毎年、夏休みになると白浜から祖父が上京する。姉と僕を連れに来るのだ。7月末から8月はじめあたりからお盆までを乙浜で過ごしていた。祖父と3人の旅は両国駅からはじまる。昔の東京は行く先ごとに駅が違った。東海道山陽方面は東京駅だし、東北、常磐、上信越方面は上野駅、甲州、信州は新宿駅。そして房州や銚子方面の起点は両国駅だった。

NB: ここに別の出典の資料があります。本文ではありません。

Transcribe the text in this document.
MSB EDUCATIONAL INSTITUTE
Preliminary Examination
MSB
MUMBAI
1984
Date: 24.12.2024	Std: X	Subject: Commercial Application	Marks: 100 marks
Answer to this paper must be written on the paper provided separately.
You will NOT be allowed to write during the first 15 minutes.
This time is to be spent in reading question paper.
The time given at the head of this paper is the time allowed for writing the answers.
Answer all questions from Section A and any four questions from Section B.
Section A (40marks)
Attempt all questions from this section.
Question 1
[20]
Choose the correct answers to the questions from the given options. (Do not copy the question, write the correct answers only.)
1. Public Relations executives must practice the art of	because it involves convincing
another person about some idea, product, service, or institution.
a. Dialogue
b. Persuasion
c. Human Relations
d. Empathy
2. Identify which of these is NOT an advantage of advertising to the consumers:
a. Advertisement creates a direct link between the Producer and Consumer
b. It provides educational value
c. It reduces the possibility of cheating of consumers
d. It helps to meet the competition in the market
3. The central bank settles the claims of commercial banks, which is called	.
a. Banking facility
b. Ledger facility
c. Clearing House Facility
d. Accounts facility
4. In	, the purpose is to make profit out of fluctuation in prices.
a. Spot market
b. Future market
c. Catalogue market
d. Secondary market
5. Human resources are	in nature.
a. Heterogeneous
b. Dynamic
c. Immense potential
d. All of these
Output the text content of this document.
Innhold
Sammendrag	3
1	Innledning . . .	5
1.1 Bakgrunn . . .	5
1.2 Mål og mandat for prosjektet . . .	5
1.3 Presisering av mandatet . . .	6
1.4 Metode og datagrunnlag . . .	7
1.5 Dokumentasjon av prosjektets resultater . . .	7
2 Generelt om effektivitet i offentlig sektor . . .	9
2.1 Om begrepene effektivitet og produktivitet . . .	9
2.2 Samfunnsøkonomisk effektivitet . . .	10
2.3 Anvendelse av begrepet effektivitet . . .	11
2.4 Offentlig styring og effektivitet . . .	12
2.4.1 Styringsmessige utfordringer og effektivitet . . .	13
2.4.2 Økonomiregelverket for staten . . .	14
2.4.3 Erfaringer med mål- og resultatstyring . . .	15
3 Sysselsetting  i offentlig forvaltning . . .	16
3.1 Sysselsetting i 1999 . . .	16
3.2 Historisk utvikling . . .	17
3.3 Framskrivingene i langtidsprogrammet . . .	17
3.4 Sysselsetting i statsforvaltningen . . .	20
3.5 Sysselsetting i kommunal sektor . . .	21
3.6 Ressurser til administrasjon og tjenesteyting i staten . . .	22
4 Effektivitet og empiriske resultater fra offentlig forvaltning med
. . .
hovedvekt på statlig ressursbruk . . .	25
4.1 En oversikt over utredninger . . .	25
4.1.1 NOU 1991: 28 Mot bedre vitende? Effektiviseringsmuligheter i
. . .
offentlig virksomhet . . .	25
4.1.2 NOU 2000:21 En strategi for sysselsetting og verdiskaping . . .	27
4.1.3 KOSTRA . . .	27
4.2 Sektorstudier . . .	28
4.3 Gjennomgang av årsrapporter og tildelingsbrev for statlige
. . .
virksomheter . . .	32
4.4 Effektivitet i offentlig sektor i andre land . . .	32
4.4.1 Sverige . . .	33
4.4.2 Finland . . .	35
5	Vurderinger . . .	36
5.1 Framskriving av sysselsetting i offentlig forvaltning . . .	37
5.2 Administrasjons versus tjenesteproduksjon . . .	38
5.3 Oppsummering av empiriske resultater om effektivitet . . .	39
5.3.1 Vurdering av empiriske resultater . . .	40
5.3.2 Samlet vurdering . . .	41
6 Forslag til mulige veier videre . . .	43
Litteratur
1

両国駅周辺には国技館があり、回向院があり、かつての日大講堂の跡地に江戸東京博物館もできている。以前はよく両国駅周辺を懐かしみ、散策した。子どもの頃であるが、両国駅から月島まで母と歩いたこともある。千倉で貰った土産を月島の大叔父に届けるために。
両国界隈がかつて本所と呼ばれいたのを知ったのはずいぶん後になってからだ。古い地図では東京市本所区。回向院の先、竪川を越えると深川である。東京市深川区。門前仲町を過ぎ、相生橋を渡れば、新佃、月島。苦もなく大叔父の家にたどり着いたことを憶えている。
隅田川の西岸、向島、本所、深川は明治以前より下町だった。この本の舞台は今の両国に近い亀沢町あたり。住んだことはないが、懐かしく思うのは、祖父との旅を思い出すからか、少しだけれど落語を聴いていたせいか。落語で長屋といえば滑稽噺であるが、この本はむしろ人情噺だ。生きるか死ぬかの大ピンチを貧乏人の知恵でしのいでいく。誰もがみな、救われるお話は読んでいてほっとする。大工の熊五郎は別として。
そういえば月島のに住んでいた大叔父は大工だった。借金を踏み倒してはいないだろう。お年玉をいっぱいもらったことを思い出す。子どもに恵まれなかったおじちゃんは母(姪)の息子である僕をたいそうかわいがってくれた。